Blackout Creators Josh Randall and Kristjan Thor Exclusive
Blackout, Immersive Experience Gets Documentary
What is fear? The inquiry would be best addressed by trained psychologists. DecayMag.com had an exclusive interview with Josh Randall and Kristjan Thor. The question; “What is fear?” served as the opener. The duo may not be experts in mental health but Randall and Thor are familiar with the art of evocating terror.
Both of these talented individuals have years of experience in theatrical arts. Josh Randall served as Creative Producer in Theater performances in New York City. Kristjan Thor offers a robust portfolio as a director to stage and screen. Together they have collaborated on various theatrical works. Yet, the duo would design a concept that would forever solidify their names in the Horror genre. Randall and Thor redefined the significance of fear through Horror and performance art.
On 2009, Randall and Thor created a visceral theatrical production. This thrilling experience transcended boundaries of typical Halloween entertainment norms. While haunted house attractions favor scares for group or family settings. Randall and Thor sought to offer a different experience within extremes of….
Blackout entered a New York City market dominated by stiff competitors. At the time, Blood Manor and Nightmare were two frequented attractions. Randall and Thor did not invest in elaborate set designs, effects, and actors. In fact, locations were secret non-descript store fronts. Patrons would sign waivers before becoming subjects of torture. Upon arrival stripped were personal securities. The price for entry aside from the fee is a preference for submission.
Patrons find themselves ushered within abysmal darkened corridors. They become subjected to application of physical and psychological assault. Many are the Horror films that portray such scenes of depravity. Patrons are now the target instead of serving as voyeurs to exploitative exhibitions.
Blackout promises an experience that mirrors real Horror. Ghouls and demons are absent from this scenario. Randall and Thor designed a platform that provides a controlled scenario. A participant will endure fears without succumbing as a real-life victim. The Ghoul in this production is man
Hired actors portray handlers and control the play. These individuals subject patrons to scenes based from a CIA black-ops interrogation camp. Participants have a safety word at hand. The verbal signals once employed ceases the scenario if the becomes too intense.
According to the description for the official Blackout website:
“The attraction is an immersive theater experience. “
Yet this doesn’t deter the many tours of criticism. Objection lies with the form of entertainment Blackout presents. The event is often described as sadistic in nature.
“I could bring you into a room and hold a gun to your head, sure. You’d be scared. But that’s easy, and it’s not fun for you, or for us.”
Jim Faro, Blood Manor
“I’m not entirely comfortable with the idea that simulated sexual assault and torture should be marketed as entertainment.”

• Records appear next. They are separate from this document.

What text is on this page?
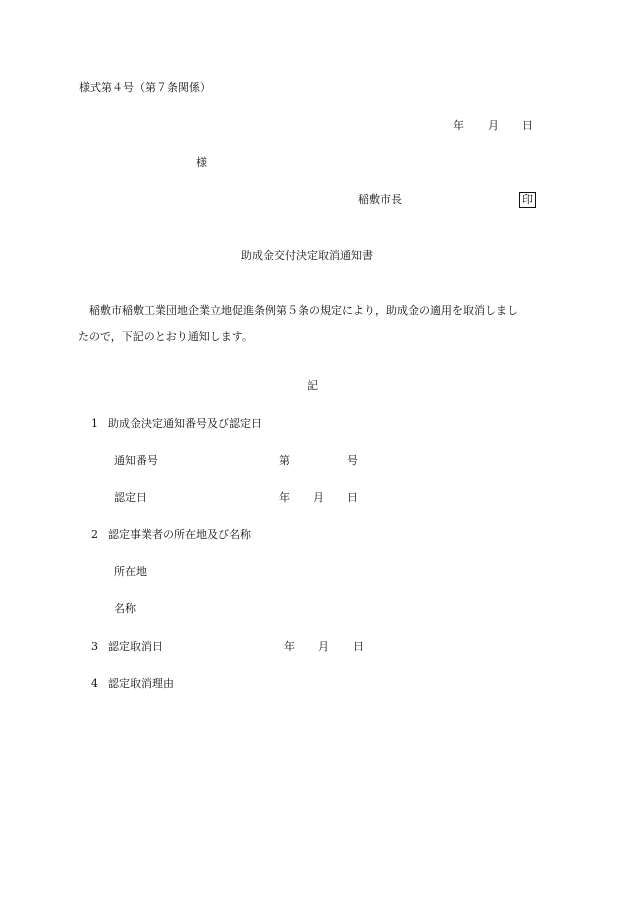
様式第４号（第７条関係）
年 月 日
様
稲敷市長	印
助成金交付決定取消通知書
稲敷市稲敷工業団地企業立地促進条例第５条の規定により，助成金の適用を取消しまし
たので，下記のとおり通知します。
記
1 助成金決定通知番号及び認定日
通知番号	第	号
認定日	年 月 日
2 認定事業者の所在地及び名称
所在地
名称
3 認定取消日	年 月 日
4 認定取消理由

Over the years Blackout grew in popularity. The concept moved from the bowels of New York City and found residence in Chicago and Los Angeles. Next month a found footage docu-style film will release in cinemas.
The Blackout Experiments
Director Rich Fox documents the theme Blackout. The film delves into purported participants of this clandestine corruption of the senses. The creators of this macabre attraction made it clear they had nothing to do with the film. In fact, during our interview, we asked their reason why they weren’t in the film. Having seen The Blackout Experiments we were aware of their lack of on-screen presence.
In The Blackout Experiments, Randall and Thor are mere shadow agents. The duo spent the entirety of the film plotting behind the scenes under the cover of shadow. Voice over telephone calls is the only contribution offered by the Blackout co-creators. The film lacked Randall and Thor’s on-screen presence. A mysterious allure was the intention here. What’s a documentary without input from the themed source? Entertainment.